At this point, we want to use the model we created earlier, bma_audsco to predict the popularity of a movie based on its ‘audience_score’ , The land(2016). The data used to make this prediction come from Rotten Tomatoes (https://www.rottentomatoes.com/m/the_land_2016#audience_reviews) and IMDB (https://www.imdb.com/title/tt5164412/?ref_=ttawd_awd_tt).
theland <- data.frame(audience_score=61,feature_film="yes", drama="yes", runtime = 104,mpaa_rating_R = "yes", thtr_rel_year = 2016, oscar_season = "no", summer_season = "yes", imdb_rating = 6.4, imdb_num_votes = 1393, critics_score = 67, best_pic_nom = "no", best_pic_win = "no", best_actor_win = "no", best_actress_win = "no", best_dir_win = "no", top200_box = "no")
audience_score_pred = predict(bma_audsco, newdata=theland, estimator="BMA",se.fit=TRUE)

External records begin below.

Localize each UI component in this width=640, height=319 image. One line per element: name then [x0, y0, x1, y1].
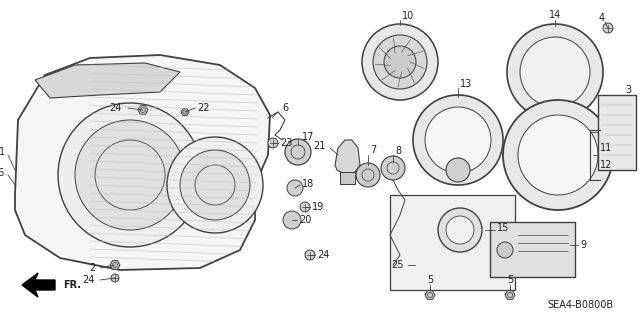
Circle shape — [75, 120, 185, 230]
Circle shape — [180, 150, 250, 220]
Text: 17: 17 — [302, 132, 314, 142]
Circle shape — [287, 180, 303, 196]
Polygon shape — [22, 273, 55, 297]
Circle shape — [283, 211, 301, 229]
Text: 8: 8 — [395, 146, 401, 156]
Text: 18: 18 — [302, 179, 314, 189]
Circle shape — [518, 115, 598, 195]
Circle shape — [438, 208, 482, 252]
Circle shape — [58, 103, 202, 247]
Text: 10: 10 — [402, 11, 414, 21]
Circle shape — [425, 107, 491, 173]
Circle shape — [381, 156, 405, 180]
Text: 14: 14 — [549, 10, 561, 20]
Text: 25: 25 — [392, 260, 404, 270]
Text: SEA4-B0800B: SEA4-B0800B — [547, 300, 613, 310]
Text: 2: 2 — [89, 263, 95, 273]
Text: 19: 19 — [312, 202, 324, 212]
Text: 22: 22 — [197, 103, 209, 113]
Text: 12: 12 — [600, 160, 612, 170]
Circle shape — [285, 139, 311, 165]
Circle shape — [413, 95, 503, 185]
Polygon shape — [15, 55, 270, 270]
Circle shape — [384, 46, 416, 78]
Circle shape — [362, 24, 438, 100]
Text: 4: 4 — [599, 13, 605, 23]
Circle shape — [356, 163, 380, 187]
Text: 7: 7 — [370, 145, 376, 155]
Circle shape — [520, 37, 590, 107]
Circle shape — [603, 23, 613, 33]
Bar — [490, 222, 575, 277]
Text: 24: 24 — [109, 103, 122, 113]
Circle shape — [305, 250, 315, 260]
Circle shape — [268, 138, 278, 148]
Text: 1: 1 — [0, 147, 5, 157]
Text: 24: 24 — [83, 275, 95, 285]
Text: 20: 20 — [299, 215, 312, 225]
Polygon shape — [35, 63, 180, 98]
Circle shape — [408, 258, 422, 272]
Polygon shape — [110, 261, 120, 269]
Polygon shape — [181, 108, 189, 115]
Circle shape — [507, 24, 603, 120]
Text: 5: 5 — [507, 275, 513, 285]
Circle shape — [167, 137, 263, 233]
Circle shape — [111, 274, 119, 282]
Text: FR.: FR. — [63, 280, 81, 290]
Text: 11: 11 — [600, 143, 612, 153]
Polygon shape — [505, 291, 515, 299]
Text: 5: 5 — [427, 275, 433, 285]
Text: 24: 24 — [317, 250, 330, 260]
Circle shape — [446, 216, 474, 244]
Bar — [598, 95, 636, 170]
Circle shape — [373, 35, 427, 89]
Circle shape — [402, 252, 428, 278]
Polygon shape — [138, 106, 148, 114]
Circle shape — [503, 100, 613, 210]
Circle shape — [497, 242, 513, 258]
Polygon shape — [335, 140, 360, 174]
Circle shape — [300, 202, 310, 212]
Text: 21: 21 — [314, 141, 326, 151]
Text: 6: 6 — [282, 103, 288, 113]
Text: 9: 9 — [580, 240, 586, 250]
Text: 15: 15 — [497, 223, 509, 233]
Polygon shape — [425, 291, 435, 299]
Text: 23: 23 — [280, 138, 292, 148]
Text: 13: 13 — [460, 79, 472, 89]
Text: 3: 3 — [625, 85, 631, 95]
Text: 16: 16 — [0, 168, 5, 178]
Bar — [340, 172, 355, 184]
Circle shape — [446, 158, 470, 182]
Bar — [390, 195, 515, 290]
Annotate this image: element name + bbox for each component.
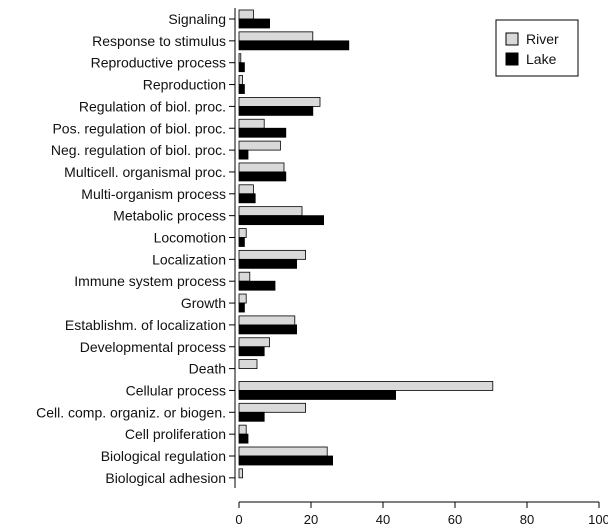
bar-river [238,75,243,85]
category-label: Multi-organism process [81,186,226,202]
bar-lake [238,237,245,247]
category-label: Localization [152,251,226,267]
category-labels: Signaling Response to stimulus Reproductiv… [36,11,235,486]
bar-lake [238,390,397,400]
category-label: Biological regulation [101,448,226,464]
bar-river [238,424,247,435]
category-label: Reproduction [143,77,226,93]
category-label: Growth [181,295,226,311]
bar-lake [238,40,350,51]
category-label: Death [189,361,226,377]
legend: River Lake [495,19,579,77]
bar-river [238,118,265,129]
x-tick-label: 20 [304,512,318,527]
category-label: Reproductive process [91,55,226,71]
category-label: Biological adhesion [105,470,226,486]
bar-river [238,162,285,173]
bar-river [238,271,251,282]
bar-river [238,140,281,151]
bar-river [238,228,247,238]
x-tick-label: 40 [376,512,390,527]
bar-lake [238,324,297,335]
bar-river [238,293,247,304]
x-tick-label: 100 [588,512,608,527]
bar-river [238,249,306,260]
category-label: Cell. comp. organiz. or biogen. [36,404,226,420]
bar-lake [238,149,249,160]
category-label: Neg. regulation of biol. proc. [51,142,226,158]
bar-lake [238,433,249,444]
category-label: Establishm. of localization [65,317,226,333]
legend-label-lake: Lake [526,51,557,67]
category-label: Locomotion [154,230,226,246]
bar-lake [238,346,265,357]
category-label: Immune system process [74,273,226,289]
bar-river [238,184,254,195]
category-label: Cellular process [126,382,226,398]
bar-lake [238,193,256,204]
x-ticks: 0 20 40 60 80 100 [235,502,608,527]
category-label: Response to stimulus [92,33,226,49]
bar-lake [238,62,245,73]
bar-lake [238,18,271,29]
bar-river [238,97,321,107]
bar-river [238,206,303,217]
bar-lake [238,411,265,422]
bar-river [238,337,271,348]
bar-lake [238,106,314,116]
x-tick-label: 80 [520,512,534,527]
bar-lake [238,455,333,466]
bar-river [238,468,243,479]
bar-river [238,402,306,413]
category-label: Cell proliferation [125,426,226,442]
bar-lake [238,215,324,226]
bar-lake [238,302,245,313]
x-tick-label: 60 [448,512,462,527]
category-label: Developmental process [80,339,226,355]
category-label: Regulation of biol. proc. [79,98,226,114]
bar-river [238,381,494,391]
x-tick-label: 0 [235,512,242,527]
category-label: Pos. regulation of biol. proc. [52,120,226,136]
bar-river [238,315,296,326]
bar-river [238,446,328,457]
bar-river [238,9,254,20]
category-label: Multicell. organismal proc. [64,164,226,180]
bar-lake [238,280,276,291]
bar-river [238,359,258,370]
bars [238,9,494,479]
bar-lake [238,84,245,94]
legend-swatch-river [505,32,519,46]
legend-swatch-lake [505,52,519,66]
bar-river [238,31,314,42]
bar-lake [238,171,287,182]
legend-box [495,19,579,77]
axes [234,8,599,503]
bar-lake [238,258,297,269]
legend-label-river: River [526,31,559,47]
category-label: Signaling [168,11,226,27]
category-label: Metabolic process [113,208,226,224]
bar-river [238,53,242,64]
bar-lake [238,127,287,138]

audience_score_pred$fit## [1] 61.61292
We will also construct a credible interval around this prediction, which will provide a measure of uncertainty around the prediction.
ci_bma_audsco = confint(audience_score_pred, estimator="BMA")
ci_bma_audsco## 2.5% 97.5% pred
## [1,] 41.66233 81.57263 61.61292
## attr(,"Probability")
## [1] 0.95
## attr(,"class")
## [1] "confint.bas"
This model predicts that the audience score of the movie would roughly be 61,6% (which is almost exactly the true audience score). Also, there is a 95% chance that the score is between 41,7% and 81,8%.
As final remarks, I believe that we have ended up in a parsimonious model that makes very close to reality predictions about the future popularity of a movie. The prediction for the movie “The land” is one of an audience score of 61,6% when the actual score of the movie is 61% (which actually belongs to credible interval). As seen above, our model has a quite low posterior probability, maybe that could have been countered with more/different variables offered.